« Les mémoires mortes, tome 1 : Feu destructeur », par Denis Bajram et Lionel Chouin. Aux Humanoïdes Associés.
Bajram se multiplie, se démultiplie même, sans que ça nuise nullement à sa production. Il faut dire que pour cette nouvelle série de SF, il a décidé de ne pas dessiner. Amusant de voir comment un dessinateur (« Cryozone », sur scénarios de Cailleteau) est devenu son propre scénariste (« Universal War one ») avant de finalement devenir le scénariste d'un autre dessinateur. Il faut dire que quand on parle deux minutes avec Denis Bajram, on s'aperçoit que ça fourmille d'idées sous sa barbe. Il n'a sans doute pas fini de nous surprendre, d'autant que, entier comme il l'est (certains internautes habitués du forum de ce site le savent), il défend toutes ses créations becs et ongles. Il ne devrait pas avoir de mal à imposer celle-ci. Cela tient-il à l'éditeur qui publie ces « mémoires mortes » ? Sans doute au moins en partie. Toujours est-il que cet album apparaît comme le plus charpenté et le plus « adulte » de Bajram à ce jour.

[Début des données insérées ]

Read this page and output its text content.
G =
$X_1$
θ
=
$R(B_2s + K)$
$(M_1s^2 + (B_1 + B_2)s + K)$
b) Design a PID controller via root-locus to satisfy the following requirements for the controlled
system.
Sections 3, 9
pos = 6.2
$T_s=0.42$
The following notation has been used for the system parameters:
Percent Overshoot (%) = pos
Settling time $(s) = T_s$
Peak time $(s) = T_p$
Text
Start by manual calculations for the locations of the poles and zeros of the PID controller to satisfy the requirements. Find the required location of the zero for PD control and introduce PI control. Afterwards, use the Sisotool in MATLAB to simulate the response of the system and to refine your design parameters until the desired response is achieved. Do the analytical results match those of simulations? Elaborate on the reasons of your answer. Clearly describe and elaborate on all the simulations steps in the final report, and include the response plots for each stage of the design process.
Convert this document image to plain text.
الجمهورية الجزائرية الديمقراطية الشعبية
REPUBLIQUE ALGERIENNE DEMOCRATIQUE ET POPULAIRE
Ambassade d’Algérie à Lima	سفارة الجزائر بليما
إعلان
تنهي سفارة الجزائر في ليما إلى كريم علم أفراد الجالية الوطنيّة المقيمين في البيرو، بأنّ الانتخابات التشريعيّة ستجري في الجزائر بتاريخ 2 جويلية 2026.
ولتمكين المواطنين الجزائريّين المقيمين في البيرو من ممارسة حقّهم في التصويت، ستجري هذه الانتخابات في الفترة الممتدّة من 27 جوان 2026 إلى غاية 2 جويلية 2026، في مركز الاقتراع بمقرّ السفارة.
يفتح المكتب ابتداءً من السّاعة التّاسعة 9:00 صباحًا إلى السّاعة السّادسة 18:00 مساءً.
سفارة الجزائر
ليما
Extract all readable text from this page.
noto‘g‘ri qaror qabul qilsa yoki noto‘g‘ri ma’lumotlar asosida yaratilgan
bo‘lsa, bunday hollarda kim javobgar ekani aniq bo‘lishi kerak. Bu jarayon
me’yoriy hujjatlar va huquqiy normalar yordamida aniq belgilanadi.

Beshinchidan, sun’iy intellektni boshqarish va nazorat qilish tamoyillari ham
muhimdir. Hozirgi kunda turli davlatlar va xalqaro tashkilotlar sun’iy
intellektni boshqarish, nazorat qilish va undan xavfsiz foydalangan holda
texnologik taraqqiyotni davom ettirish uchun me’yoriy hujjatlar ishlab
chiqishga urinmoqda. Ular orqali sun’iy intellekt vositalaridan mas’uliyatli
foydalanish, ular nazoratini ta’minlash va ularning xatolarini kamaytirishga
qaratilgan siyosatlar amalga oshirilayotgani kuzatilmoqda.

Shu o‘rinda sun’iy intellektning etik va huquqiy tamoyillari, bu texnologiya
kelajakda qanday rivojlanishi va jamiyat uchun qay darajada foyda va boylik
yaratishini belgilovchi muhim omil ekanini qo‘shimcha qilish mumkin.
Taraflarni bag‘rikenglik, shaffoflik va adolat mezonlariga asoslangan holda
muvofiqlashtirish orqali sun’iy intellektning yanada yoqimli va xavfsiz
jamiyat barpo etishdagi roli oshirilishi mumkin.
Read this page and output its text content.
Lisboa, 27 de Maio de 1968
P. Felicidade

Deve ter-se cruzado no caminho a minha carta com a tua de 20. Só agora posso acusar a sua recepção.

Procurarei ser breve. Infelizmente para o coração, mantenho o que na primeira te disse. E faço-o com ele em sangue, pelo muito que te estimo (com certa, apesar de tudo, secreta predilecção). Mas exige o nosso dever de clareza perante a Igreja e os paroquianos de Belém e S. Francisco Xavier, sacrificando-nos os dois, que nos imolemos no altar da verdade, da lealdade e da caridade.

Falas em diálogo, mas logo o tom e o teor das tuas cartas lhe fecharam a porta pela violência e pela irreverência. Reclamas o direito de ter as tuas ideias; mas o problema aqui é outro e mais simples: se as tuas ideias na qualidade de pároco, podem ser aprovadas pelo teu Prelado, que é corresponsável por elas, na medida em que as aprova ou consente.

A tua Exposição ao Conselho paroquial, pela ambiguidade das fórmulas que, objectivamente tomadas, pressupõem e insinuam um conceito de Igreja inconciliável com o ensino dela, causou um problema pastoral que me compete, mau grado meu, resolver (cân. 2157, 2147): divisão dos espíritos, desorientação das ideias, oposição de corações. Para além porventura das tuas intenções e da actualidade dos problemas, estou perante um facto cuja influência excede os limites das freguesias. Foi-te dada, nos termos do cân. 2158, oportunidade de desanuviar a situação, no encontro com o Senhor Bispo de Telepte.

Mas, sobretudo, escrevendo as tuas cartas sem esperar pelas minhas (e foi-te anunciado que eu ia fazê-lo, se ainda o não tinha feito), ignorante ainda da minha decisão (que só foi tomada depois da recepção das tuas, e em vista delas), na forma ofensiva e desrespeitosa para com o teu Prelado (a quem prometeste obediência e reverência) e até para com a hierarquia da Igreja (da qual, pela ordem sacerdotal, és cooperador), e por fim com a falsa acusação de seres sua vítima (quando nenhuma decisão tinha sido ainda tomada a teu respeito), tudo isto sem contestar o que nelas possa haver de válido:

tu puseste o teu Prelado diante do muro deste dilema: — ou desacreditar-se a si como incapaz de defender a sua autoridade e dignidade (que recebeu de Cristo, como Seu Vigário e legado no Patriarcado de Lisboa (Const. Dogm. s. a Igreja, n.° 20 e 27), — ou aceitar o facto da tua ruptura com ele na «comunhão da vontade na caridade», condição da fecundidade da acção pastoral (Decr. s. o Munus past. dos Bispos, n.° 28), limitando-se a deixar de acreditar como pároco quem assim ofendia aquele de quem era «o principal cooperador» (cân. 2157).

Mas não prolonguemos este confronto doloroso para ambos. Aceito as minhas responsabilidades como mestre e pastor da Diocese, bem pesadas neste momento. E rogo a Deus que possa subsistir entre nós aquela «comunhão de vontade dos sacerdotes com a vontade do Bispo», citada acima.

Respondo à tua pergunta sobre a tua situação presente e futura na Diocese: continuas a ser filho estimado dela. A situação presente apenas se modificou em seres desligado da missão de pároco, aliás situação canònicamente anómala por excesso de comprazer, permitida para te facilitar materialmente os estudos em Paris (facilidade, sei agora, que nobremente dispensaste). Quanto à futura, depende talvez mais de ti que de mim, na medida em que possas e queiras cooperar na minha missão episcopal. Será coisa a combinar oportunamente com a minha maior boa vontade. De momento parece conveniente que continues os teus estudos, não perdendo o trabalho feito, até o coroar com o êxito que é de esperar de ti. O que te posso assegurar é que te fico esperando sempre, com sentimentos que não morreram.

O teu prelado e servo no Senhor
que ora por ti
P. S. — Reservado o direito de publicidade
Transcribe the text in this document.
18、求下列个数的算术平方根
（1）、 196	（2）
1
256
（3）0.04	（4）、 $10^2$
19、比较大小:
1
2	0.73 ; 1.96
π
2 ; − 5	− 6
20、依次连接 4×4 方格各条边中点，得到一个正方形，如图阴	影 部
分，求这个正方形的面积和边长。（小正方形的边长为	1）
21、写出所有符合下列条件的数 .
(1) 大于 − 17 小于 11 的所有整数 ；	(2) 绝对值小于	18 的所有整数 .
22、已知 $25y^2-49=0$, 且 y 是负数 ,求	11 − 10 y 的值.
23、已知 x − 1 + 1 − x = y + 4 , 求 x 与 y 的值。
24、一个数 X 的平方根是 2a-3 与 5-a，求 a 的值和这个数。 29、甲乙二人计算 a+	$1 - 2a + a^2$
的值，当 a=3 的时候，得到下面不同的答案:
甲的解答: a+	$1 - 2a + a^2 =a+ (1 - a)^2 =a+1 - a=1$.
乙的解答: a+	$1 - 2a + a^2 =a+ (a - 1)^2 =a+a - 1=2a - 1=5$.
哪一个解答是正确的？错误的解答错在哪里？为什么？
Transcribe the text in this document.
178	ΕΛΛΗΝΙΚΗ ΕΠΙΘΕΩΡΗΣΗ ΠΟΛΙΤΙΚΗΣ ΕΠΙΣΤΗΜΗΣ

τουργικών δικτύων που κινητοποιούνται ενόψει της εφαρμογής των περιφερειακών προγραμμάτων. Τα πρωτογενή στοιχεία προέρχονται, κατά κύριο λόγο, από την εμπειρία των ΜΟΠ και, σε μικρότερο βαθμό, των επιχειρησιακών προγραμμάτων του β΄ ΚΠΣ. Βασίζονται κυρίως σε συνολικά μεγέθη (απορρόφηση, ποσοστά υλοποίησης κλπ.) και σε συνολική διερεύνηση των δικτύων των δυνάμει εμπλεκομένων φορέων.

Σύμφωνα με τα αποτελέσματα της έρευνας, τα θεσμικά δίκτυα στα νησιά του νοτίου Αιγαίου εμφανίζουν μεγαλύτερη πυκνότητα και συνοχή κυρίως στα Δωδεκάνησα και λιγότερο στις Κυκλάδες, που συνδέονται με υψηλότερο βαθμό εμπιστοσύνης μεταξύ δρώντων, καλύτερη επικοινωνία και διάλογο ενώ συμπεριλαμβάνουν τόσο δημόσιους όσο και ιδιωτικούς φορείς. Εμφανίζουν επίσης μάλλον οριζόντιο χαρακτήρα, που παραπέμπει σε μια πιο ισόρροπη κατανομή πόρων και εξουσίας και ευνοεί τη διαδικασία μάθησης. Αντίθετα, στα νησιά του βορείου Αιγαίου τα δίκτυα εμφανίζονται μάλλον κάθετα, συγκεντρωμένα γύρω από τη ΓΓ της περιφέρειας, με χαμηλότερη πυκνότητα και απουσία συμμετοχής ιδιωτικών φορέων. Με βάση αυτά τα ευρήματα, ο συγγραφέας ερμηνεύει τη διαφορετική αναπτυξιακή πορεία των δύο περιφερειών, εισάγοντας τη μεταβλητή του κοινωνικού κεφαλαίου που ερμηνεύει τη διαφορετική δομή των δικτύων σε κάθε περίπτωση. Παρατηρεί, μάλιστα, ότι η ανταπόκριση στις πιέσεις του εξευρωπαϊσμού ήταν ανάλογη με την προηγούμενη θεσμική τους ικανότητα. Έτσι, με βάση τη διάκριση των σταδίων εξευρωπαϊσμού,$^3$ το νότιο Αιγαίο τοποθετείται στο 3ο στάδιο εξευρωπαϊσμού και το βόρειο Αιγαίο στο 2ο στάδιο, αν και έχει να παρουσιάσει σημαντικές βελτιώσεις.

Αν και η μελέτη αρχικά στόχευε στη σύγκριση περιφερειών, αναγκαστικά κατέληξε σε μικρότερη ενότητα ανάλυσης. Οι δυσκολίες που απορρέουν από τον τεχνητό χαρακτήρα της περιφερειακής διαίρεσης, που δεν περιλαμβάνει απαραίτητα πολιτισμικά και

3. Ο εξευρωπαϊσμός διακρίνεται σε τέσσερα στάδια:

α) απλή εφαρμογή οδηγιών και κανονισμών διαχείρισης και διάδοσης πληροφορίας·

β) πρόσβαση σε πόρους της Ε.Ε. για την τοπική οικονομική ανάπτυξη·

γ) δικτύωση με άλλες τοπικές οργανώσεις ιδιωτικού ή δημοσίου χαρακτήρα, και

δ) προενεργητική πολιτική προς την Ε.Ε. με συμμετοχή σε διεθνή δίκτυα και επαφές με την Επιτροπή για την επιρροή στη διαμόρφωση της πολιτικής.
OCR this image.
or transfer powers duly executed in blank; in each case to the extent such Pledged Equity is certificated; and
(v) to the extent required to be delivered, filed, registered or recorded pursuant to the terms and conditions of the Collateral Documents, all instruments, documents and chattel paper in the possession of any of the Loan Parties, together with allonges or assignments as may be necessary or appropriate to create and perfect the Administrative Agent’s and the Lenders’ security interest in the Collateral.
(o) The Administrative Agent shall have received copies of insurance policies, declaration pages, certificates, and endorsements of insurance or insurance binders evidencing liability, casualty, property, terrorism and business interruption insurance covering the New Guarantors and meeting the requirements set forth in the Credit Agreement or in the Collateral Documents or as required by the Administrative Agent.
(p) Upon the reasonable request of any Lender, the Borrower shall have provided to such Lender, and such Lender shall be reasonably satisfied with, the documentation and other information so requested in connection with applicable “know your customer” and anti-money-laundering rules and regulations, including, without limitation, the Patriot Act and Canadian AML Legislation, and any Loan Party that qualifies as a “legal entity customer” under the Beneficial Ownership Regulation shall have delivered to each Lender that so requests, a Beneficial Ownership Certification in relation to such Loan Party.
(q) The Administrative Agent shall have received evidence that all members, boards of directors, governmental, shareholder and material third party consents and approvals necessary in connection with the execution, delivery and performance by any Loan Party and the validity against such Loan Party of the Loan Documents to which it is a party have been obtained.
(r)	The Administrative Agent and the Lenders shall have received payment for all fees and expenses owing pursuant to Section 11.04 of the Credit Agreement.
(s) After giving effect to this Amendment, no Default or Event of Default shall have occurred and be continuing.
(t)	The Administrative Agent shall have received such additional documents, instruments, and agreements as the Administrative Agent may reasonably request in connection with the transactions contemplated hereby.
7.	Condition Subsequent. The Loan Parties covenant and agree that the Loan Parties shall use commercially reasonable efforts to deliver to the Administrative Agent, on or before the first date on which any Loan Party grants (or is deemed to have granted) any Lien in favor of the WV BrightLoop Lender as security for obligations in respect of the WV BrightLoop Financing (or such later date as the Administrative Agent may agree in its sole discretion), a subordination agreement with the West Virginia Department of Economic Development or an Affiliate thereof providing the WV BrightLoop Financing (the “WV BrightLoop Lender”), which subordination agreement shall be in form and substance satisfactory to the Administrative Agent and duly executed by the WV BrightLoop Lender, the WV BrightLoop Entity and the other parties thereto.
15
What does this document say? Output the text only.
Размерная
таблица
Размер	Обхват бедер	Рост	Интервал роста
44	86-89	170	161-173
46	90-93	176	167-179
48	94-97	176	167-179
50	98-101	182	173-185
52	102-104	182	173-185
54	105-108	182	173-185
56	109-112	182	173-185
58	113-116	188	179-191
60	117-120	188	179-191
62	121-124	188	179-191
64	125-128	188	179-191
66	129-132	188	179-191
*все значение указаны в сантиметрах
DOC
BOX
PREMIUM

Tout part d'une vision, magnifiée par le dessin de Lionel Chouin : New York, après un cataclysme, revenue aux temps moyen-âgeux, avec des villages établis en haut des gratte-ciel à moitié dévastés. Ouvrir ce livre, c'est plonger d'emblée dans cette vision. On le fait même avant, en contemplant attentivement la couverture. Disons-le tout de go : sans ce choix, c'est toute l'originalité et l'attrait de l'histoire qui seraient remis en cause. D'abord parce que le scénario repose sur cette organisation géographico-sociale. Des ponts relient les tours entre elles. Depuis quelque temps, les villages sont attaqués un à un. Comment se protéger des barbares ? En rendant les tours indépendantes les unes des autres, au moins pendant la nuit. Mais c'est compter sans le traître qui se cache au sein même du village. Pour le reste, un peu de sorcellerie, des anges aux pouvoirs terrifiants, et des « visions » qui ne sont pas encore expliquées dans ce premier tome complètent le tableau de base. Des entités inconnues se réincarnent dans des corps d'enfants, le mystère est entier et surtout, plane sur tout ça un dessin puissant et un découpage très soigné qui ont des petits airs de ressemblance avec le travail de Xavier Dorrison et Alex Alice. Ce n'est peut-être pas tout à fait un hasard. Les observateurs se souviendront que les deux jeunes auteurs remerciaient Bajram au tout début du premier tome du « Troisième Testament ». (Alex Alice remettait ça en première page de l'adaptation BD de Tomb Raider, dessinée par Fréon, le coloriste des « mémoires mortes ») Tout ce petit monde se connaît, s'observe, s'apprécie. Et réalise de très bonnes choses. C'est clair que « Le Troisième Testament » est déjà une référence, en deux albums à peine, et que lui ressembler sans le copier est plutôt un gage de réussite. Vous l'aurez compris, « Les mémoires mortes » a tout pour devenir une bonne série. On regrettera juste de devoir passer par l'inévitable mise en place d'un premier album qui laisse le lecteur avec ses interrogations. Mais c'est devenu tellement courant que si on s'arrêtait à ça, on ne lirait plus grand chose.